Até o fechamento desta edição, não havia informações sobre o estado de saúde de Chávez. Contatado pelo Correio, o médico venezuelano José Rafael Marquina — que garante ter acesso a dados do prontuário do presidente — disse que não recebe notícias desde quinta-feira passada. Segundo ele, o hermetismo no Centro de Investigaciones Médico Quirúrgicas (Cimeq), em Havana, pode ser um indicativo de que “as coisas vão muito mal”.

Pontos de vista

Por Ricardo Sucre Heredia

Projeto de egemonia “É uma estratégia perigosa, pois se distancia muito da Constituição em relação a um tema de importância, como o juramento do presidente e de um novo governo, na ausência de informação confiável sobre o estado de saúde de Chávez. Mais que a continuidade, eu diria que essa estratégia busca dar confiança às bases do governo ante o estado de saúde de Chávez. Ao mesmo tempo, segue a linha do governo, que consiste em impôr um projeto hegemônico na sociedade venezuelana. Eles querem dar uma ideia de normalidade, quando não é essa a situação atual na Venezuela, devido à desinformação sobre Chávez e à ausência dele.”
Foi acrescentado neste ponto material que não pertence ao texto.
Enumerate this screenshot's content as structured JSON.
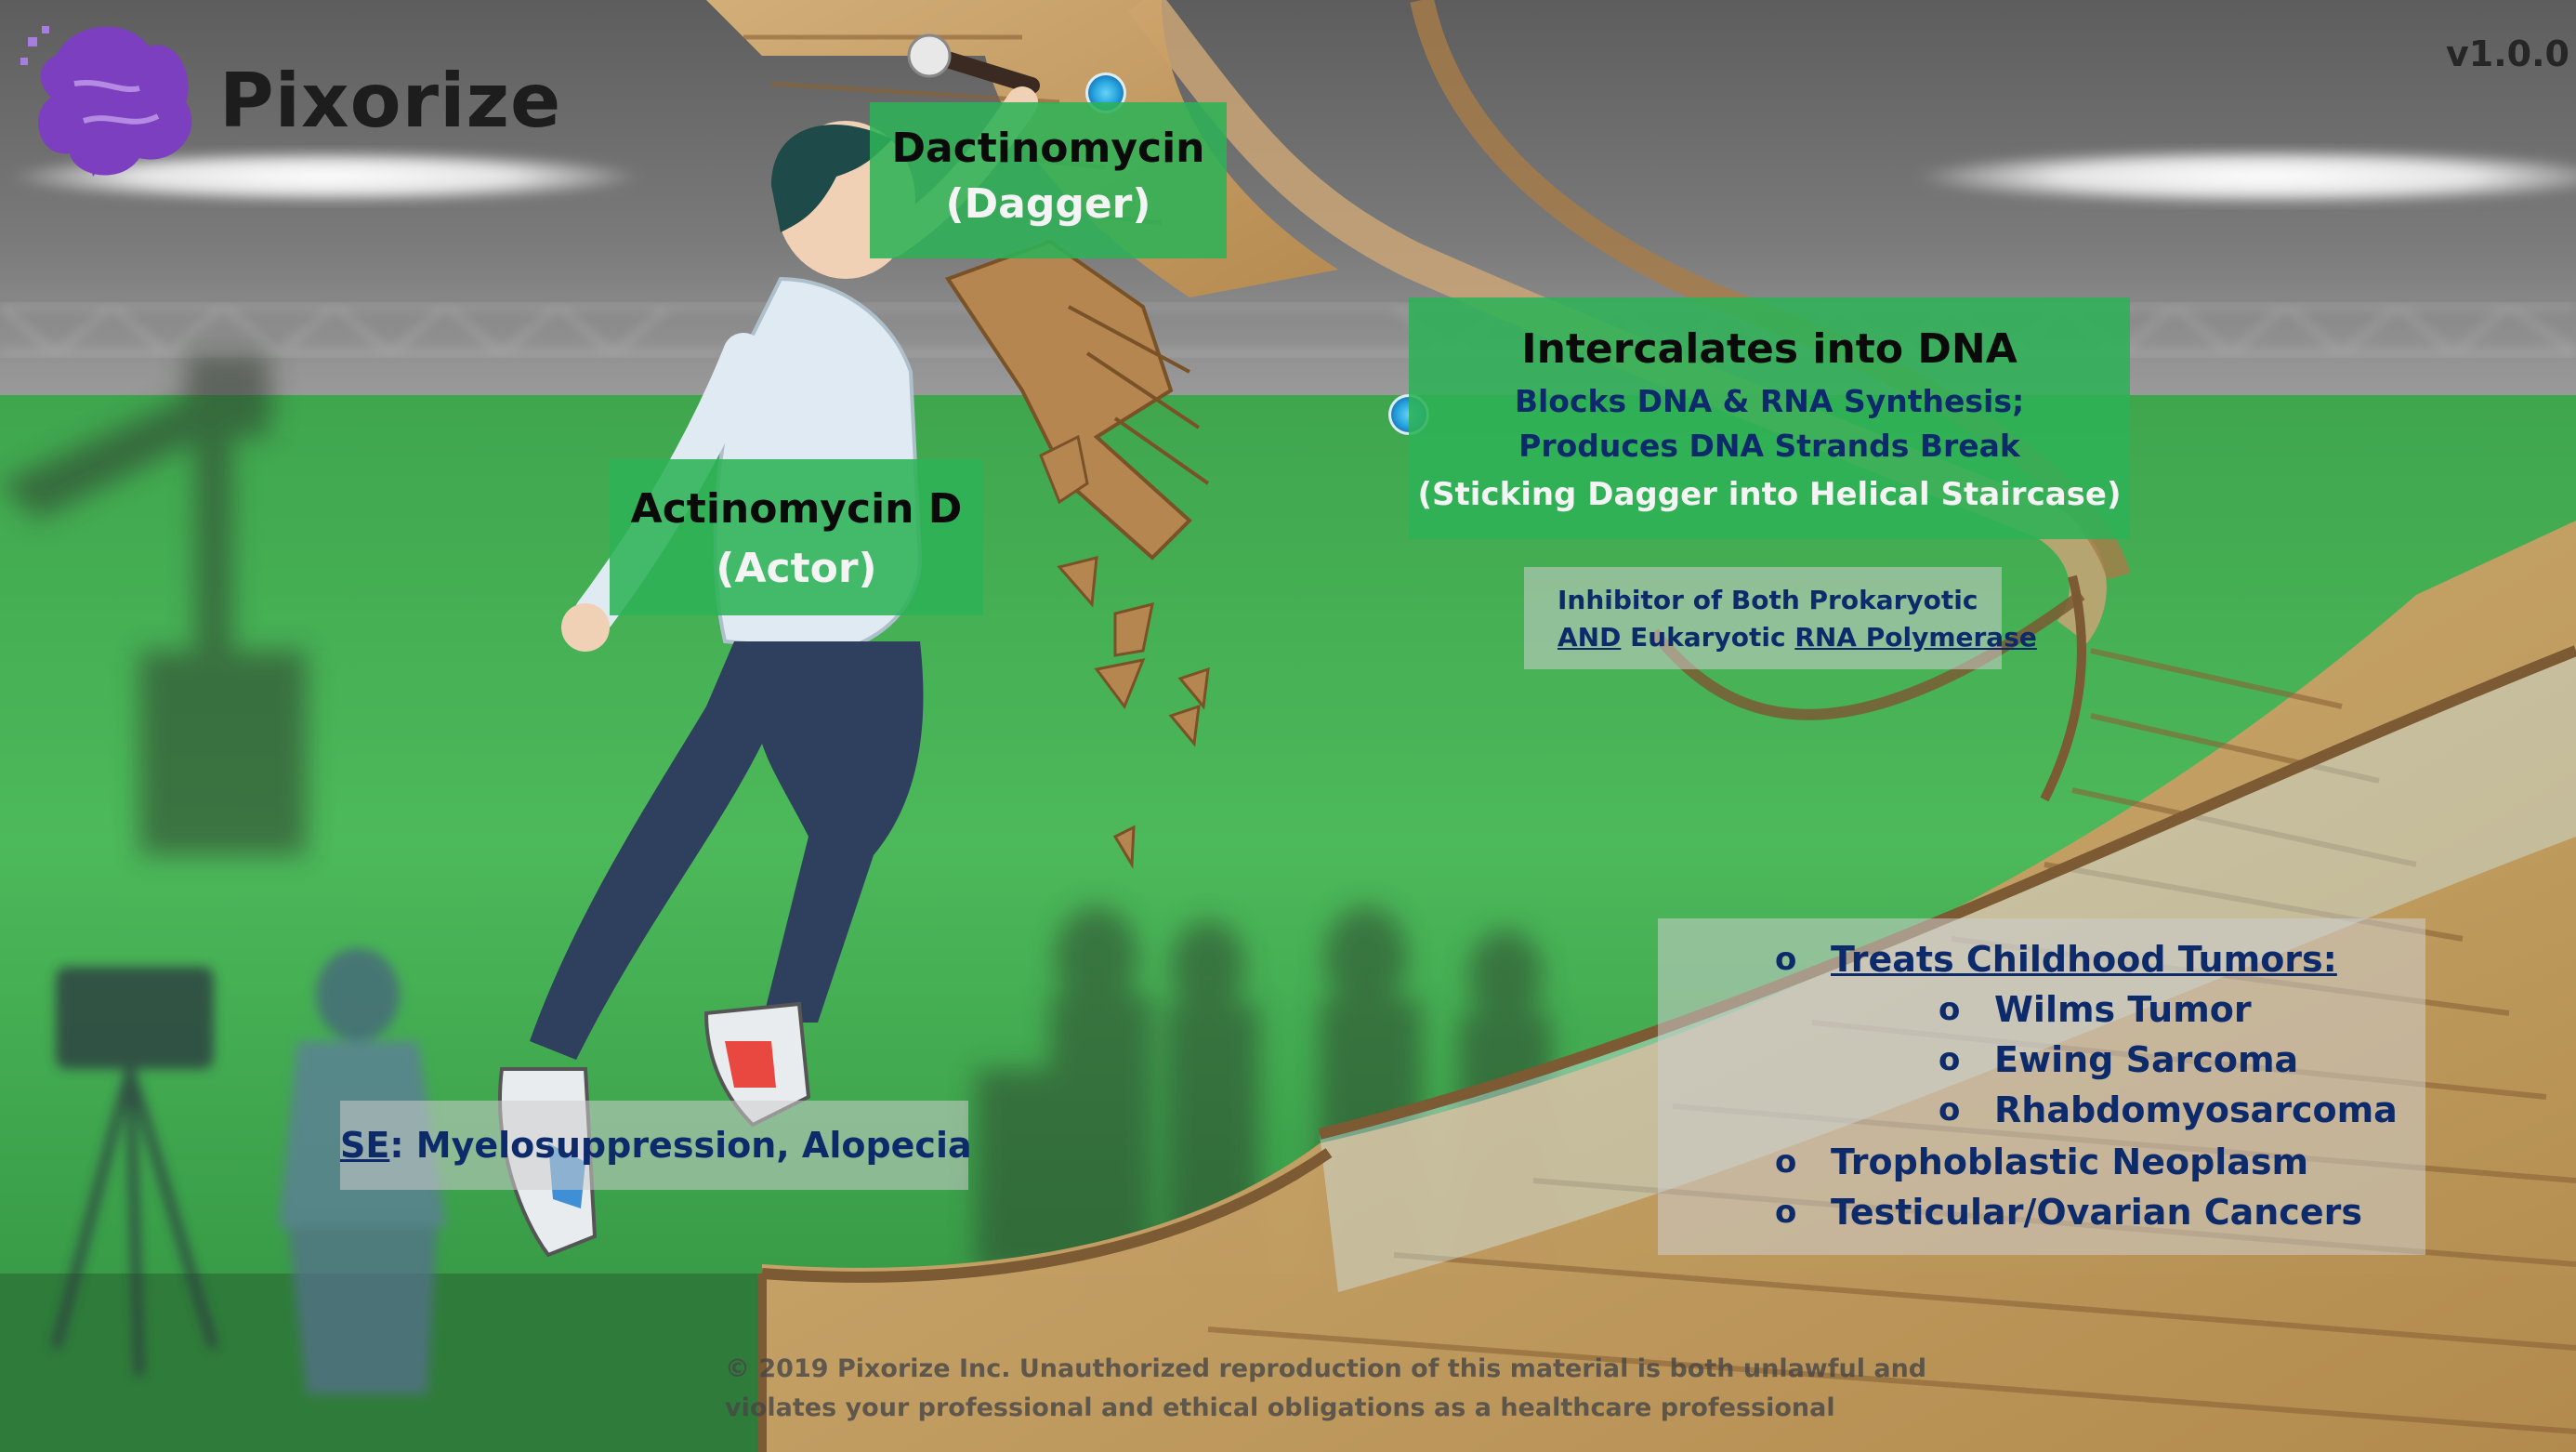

» Professor de ciência política da Universidad Central de Venezuela

Por Miguel Ángel Martínez

Desacato à arta Magna “Essa estratégia tem sido denominada de ‘continuísmo’. A tomada de posse seria uma mera formalidade, e Nicolás Maduro, vice-presidente, poderia seguir substituindo Chávez. A Constituição parece estipular outra coisa. Se Chávez não se apresentar na quinta-feira para tomar posse na Assembleia Nacional, o procedente em termos constitucionais seria que o presidente do Legislativo, Diosdado Cabello, assumisse o cargo. Enquanto isso, uma junta médica decretaria a falta temporária ou absoluta de Chávez. Na primeira hipótese, Cabello governaria por até seis meses, prorrogáveis por mais seis. Se for absoluta, novas eleições seriam realizadas em 30 dias”
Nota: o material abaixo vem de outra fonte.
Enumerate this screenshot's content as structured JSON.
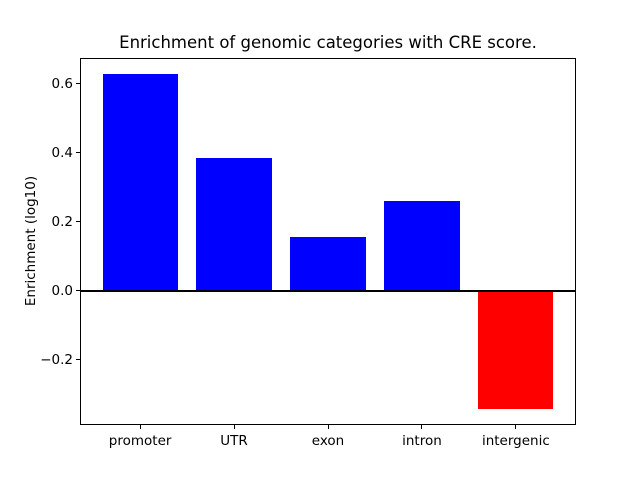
{
  "chart_data": {
    "type": "bar",
    "title": "Enrichment of genomic categories with CRE score.",
    "xlabel": "",
    "ylabel": "Enrichment (log10)",
    "categories": [
      "promoter",
      "UTR",
      "exon",
      "intron",
      "intergenic"
    ],
    "values": [
      0.63,
      0.385,
      0.157,
      0.261,
      -0.345
    ],
    "bar_colors": [
      "#0000ff",
      "#0000ff",
      "#0000ff",
      "#0000ff",
      "#ff0000"
    ],
    "positive_color": "#0000ff",
    "negative_color": "#ff0000",
    "yticks": [
      0.6,
      0.4,
      0.2,
      0.0,
      -0.2
    ],
    "ytick_labels": [
      "0.6",
      "0.4",
      "0.2",
      "0.0",
      "−0.2"
    ],
    "ylim": [
      -0.39,
      0.675
    ],
    "xlim": [
      -0.64,
      4.64
    ],
    "bar_width": 0.8,
    "zero_line": true,
    "grid": false,
    "legend": null
  }
}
» Cientista Social da Universidad Simón Bolívar (Caracas)

Um líder onipresente

Ele está presente nas vitrines de várias lojas de Caracas, quase sempre ao lado de seus ídolos maiores, o libertador Simón Bolívar e o líder da Revolução Cubana, Fidel Castro. O presidente da Venezuela, Hugo Chávez, transformou-se em boneco, estilizado das mais diversas maneiras. O mandatário aparece com a camisa vermelha e o cabelo à mostra, com a farda verde-oliva e a tradicional boina vermelha — esse último modelo custa 220 bolívares fortes (cerca de R$ 103). A imagem do presidente também estampa relógios, anéis, medalhas e pratos. Em 2012, o governo venezuelano reservou um orçamento de US$ 14 milhões para a promoção presidencial.